Dia tersenyum. Senyum yang membuat lesung pipit itu muncul lagi.
"Aku percaya kamu juga."
Aku masuk ke rumah sambil menahan senyum. Begitu pintu tertutup, aku bersandar di baliknya, meremas-remas ujung jaket.
Kenapa sih, si Rasya ini—
"Nayla! Dari mana aja?" teriak Bunda dari ruang tamu.
"Dari perpustakaan, Bun!"
"Perpustakaan? Terus siapa cowok yang anter kamu pulang?"
Aku membeku.
Astaga, Bunda lihat.
"CUMA TEMEN!" teriakku sedikit terlalu keras.
Bunda keluar dari ruang tamu, tangan di pinggang, mata menyipit. "Temen? Atau lebih dari temen?"
"Bunda, aku baru kelas 1 SMP!"
"Emangnya Bunda bilang apa? Bunda cuma tanya." Bunda menyeringai jahil. "Tapi cowoknya ganteng, ya. Sopan pula, nganterin sampe depan pagar."
"BUNDA!"
---
Malam Itu — Chat Log
Rasya (21.04): "Sampai rumah?"
Nayla (21.05): "Udah. Bundaku ngeliat kamu anterin. Sekarang aku diinterogasi."
Rasya (21.05): "Maaf."
Nayla (21.06): "Nggak perlu maaf. Lagian emang kamu yang nganter."
Rasya (21.06): "Jadi aku harus sering-sering nganter?"
Nayla (21.07): "..."
Nayla (21.07): "Kamu mulai jago bercanda, ya?"
Rasya (21.08): "Karena kamu."
Aku memukul bantal lagi.
Ini sudah kebiasaan buruk. Setiap kali dia mengirim pesan manis, aku jadi kayak remaja labil.
Rasya (21.09): "Nayla, besok aku akan mulai memantau Vania. Kamu fokus sama Andre."

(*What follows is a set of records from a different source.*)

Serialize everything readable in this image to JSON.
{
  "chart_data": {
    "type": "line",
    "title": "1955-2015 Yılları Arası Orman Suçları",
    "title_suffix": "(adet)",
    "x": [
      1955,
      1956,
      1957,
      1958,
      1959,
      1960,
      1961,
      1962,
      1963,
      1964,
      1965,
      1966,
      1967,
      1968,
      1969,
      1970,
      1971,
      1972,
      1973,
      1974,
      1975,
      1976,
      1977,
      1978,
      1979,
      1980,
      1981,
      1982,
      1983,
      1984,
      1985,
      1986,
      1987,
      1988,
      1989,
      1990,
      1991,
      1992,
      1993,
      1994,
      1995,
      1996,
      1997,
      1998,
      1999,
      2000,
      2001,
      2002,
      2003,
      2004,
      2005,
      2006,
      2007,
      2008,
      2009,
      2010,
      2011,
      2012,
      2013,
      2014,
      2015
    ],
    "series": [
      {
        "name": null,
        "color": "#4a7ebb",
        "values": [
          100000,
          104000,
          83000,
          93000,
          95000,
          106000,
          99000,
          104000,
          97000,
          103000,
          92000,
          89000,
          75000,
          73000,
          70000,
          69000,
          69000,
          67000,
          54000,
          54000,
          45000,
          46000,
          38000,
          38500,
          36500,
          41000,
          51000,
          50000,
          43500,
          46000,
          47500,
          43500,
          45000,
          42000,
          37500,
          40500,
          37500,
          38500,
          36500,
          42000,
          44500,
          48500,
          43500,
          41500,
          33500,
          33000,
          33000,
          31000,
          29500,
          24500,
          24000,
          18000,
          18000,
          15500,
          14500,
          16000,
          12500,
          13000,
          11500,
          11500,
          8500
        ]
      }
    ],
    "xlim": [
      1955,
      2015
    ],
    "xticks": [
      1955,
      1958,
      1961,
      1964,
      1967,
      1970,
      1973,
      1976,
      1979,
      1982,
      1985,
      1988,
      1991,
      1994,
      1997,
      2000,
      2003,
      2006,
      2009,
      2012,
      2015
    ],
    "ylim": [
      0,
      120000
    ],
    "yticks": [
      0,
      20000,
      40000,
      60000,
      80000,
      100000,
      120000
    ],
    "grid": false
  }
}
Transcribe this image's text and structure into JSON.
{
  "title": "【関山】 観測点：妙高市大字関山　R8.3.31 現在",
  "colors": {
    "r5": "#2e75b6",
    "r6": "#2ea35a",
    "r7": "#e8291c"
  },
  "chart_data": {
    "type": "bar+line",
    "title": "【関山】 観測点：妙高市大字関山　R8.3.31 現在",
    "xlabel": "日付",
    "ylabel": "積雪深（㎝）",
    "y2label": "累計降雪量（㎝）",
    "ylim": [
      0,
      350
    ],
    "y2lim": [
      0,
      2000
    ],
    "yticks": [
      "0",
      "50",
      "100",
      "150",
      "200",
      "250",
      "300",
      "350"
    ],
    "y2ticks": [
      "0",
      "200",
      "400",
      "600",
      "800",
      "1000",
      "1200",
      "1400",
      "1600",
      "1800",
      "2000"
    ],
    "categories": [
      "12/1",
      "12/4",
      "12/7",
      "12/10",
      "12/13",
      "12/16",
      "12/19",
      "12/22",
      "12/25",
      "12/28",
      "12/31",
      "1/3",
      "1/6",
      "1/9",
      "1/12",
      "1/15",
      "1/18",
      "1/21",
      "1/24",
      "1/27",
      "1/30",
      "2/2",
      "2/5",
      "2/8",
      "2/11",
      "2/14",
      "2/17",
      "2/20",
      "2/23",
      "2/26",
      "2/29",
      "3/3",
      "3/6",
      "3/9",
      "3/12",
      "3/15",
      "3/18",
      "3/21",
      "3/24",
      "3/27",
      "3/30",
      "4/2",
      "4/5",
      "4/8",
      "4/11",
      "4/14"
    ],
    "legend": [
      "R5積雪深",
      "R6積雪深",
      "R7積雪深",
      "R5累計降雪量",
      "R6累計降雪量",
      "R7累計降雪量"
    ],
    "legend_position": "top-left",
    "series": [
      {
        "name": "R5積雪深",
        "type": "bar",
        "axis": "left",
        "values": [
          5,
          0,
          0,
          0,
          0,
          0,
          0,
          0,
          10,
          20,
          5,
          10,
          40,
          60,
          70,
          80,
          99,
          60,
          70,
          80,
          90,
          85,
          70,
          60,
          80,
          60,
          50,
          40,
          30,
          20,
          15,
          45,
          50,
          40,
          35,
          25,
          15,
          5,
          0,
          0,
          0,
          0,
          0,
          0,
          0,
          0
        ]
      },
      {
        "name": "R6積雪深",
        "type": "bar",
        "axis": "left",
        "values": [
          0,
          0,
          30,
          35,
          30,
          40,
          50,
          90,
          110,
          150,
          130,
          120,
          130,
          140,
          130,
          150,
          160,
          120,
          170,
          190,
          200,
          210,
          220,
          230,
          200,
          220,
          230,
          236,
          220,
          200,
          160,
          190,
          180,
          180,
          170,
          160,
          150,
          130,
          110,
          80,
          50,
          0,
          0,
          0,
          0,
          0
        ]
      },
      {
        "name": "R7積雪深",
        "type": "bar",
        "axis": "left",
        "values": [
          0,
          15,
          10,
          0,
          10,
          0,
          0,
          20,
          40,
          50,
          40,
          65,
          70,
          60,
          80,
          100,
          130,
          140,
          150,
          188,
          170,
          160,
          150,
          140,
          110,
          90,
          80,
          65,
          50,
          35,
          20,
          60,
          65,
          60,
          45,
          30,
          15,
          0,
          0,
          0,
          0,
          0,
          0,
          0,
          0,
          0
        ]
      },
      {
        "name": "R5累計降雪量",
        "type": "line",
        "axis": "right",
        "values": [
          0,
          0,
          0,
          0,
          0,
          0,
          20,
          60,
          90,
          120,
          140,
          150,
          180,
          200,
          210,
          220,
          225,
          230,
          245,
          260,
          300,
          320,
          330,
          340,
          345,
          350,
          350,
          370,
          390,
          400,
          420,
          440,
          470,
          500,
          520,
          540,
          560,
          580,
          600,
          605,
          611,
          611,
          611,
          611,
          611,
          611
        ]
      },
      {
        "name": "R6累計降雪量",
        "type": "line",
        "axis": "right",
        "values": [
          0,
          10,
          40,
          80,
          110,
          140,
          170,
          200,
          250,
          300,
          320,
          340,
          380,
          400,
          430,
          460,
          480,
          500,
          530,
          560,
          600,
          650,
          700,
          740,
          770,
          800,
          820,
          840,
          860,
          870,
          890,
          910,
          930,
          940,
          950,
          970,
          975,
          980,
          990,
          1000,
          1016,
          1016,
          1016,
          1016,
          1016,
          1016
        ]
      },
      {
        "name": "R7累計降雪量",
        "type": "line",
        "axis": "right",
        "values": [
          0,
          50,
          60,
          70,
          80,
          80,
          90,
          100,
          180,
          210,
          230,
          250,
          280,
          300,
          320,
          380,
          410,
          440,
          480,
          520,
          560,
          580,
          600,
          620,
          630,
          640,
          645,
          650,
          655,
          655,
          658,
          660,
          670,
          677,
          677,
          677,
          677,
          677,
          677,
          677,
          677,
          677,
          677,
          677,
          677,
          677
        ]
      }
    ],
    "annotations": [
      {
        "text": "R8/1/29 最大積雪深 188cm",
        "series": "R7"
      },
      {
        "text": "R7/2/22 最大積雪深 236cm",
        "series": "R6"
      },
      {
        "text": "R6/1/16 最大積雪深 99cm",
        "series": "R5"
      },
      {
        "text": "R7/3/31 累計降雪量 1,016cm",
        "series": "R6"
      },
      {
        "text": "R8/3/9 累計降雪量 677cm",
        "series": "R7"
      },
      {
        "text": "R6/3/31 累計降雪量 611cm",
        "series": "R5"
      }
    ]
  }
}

Nayla (21.10): "Fokus sama Andre? Maksudnya?"
Rasya (21.10): "Deketin dia. Bikin dia percaya sama kamu."
Nayla (21.11): "GILA KAMU? ANDRE MUSUH!"
Rasya (21.11): "Justru itu. Kita harus tahu rencana mereka. Musuh dalam selimut."
Aku menghela napas.
Nayla (21.13): "Kamu nggak cemburu?"
Dia butuh waktu lama untuk membalas.
Rasya (21.17): "Cemburu."
Rasya (21.17): "Tapi aku percaya kamu."
Senyumku melebar tanpa bisa kusembunyikan.
Nayla (21.18): "Oke. Aku lakuin."
Rasya (21.18): "Tapi kalau dia berani nyentuh kamu lagi..."
Nayla (21.19): "Kamu akan piting dia lagi?"
Rasya (21.19): "Bukan. Aku akan bikin dia nggak bisa sentuh siapa-siapa selamanya."
Aku terkikik.
Cowok ini... dramatis banget sih.
Tapi jujur, rasanya aman.
---
Keesokan harinya
Andre menungguku di depan gerbang sekolah. Wajahnya masih sedikit lebam di pipi kanan—bekas pitingan Rasya. Tapi dia tetap tersenyum begitu melihatku.
"Nayla! Pagi!"
Senjataku: senyum ramah yang tidak terlalu hangat, tapi juga tidak terlalu dingin.
"Pagi, Andre."
"Aku... aku minta maaf soal kemarin." Dia menggaruk tengkuknya yang tidak gatal. "Aku nggak tahu kalau nyentuh pundakmu itu masalah buat kamu."
"Enggak masalah kok." Aku mengangkat bahu. "Cuma Rasya itu... terlalu protektif."
"Kalian dekat, ya?"
"Ya, kami bertetangga." Aku berbohong dengan mulus. Dari sudut mataku, aku melihat Rasya berdiri di dekat tiang bendera, membaca buku—tapi matanya sesekali melirik ke arahku.
Dia memantauku. Baiklah.
"Hei, Andre," kataku tiba-tiba. "Kamu udah kenalan sama Vania belum?"
Andre mengerjap. "Vania? Yang pindahan dari Bandung?"
"Iya."
"Belum. Kenapa?"
"Kalian berdua dari Bandung, kan? Mungkin ada kesamaan." Aku tersenyum manis. "Ayo, kukenalin."
Mataku bertemu dengan Vania yang sedang jalan menuju kelas. Dia tersenyum padaku—senyum manis khasnya—lalu melambai.
Vania, kamu pikir kamu pintar?
Ayo kita lihat siapa yang lebih pintar.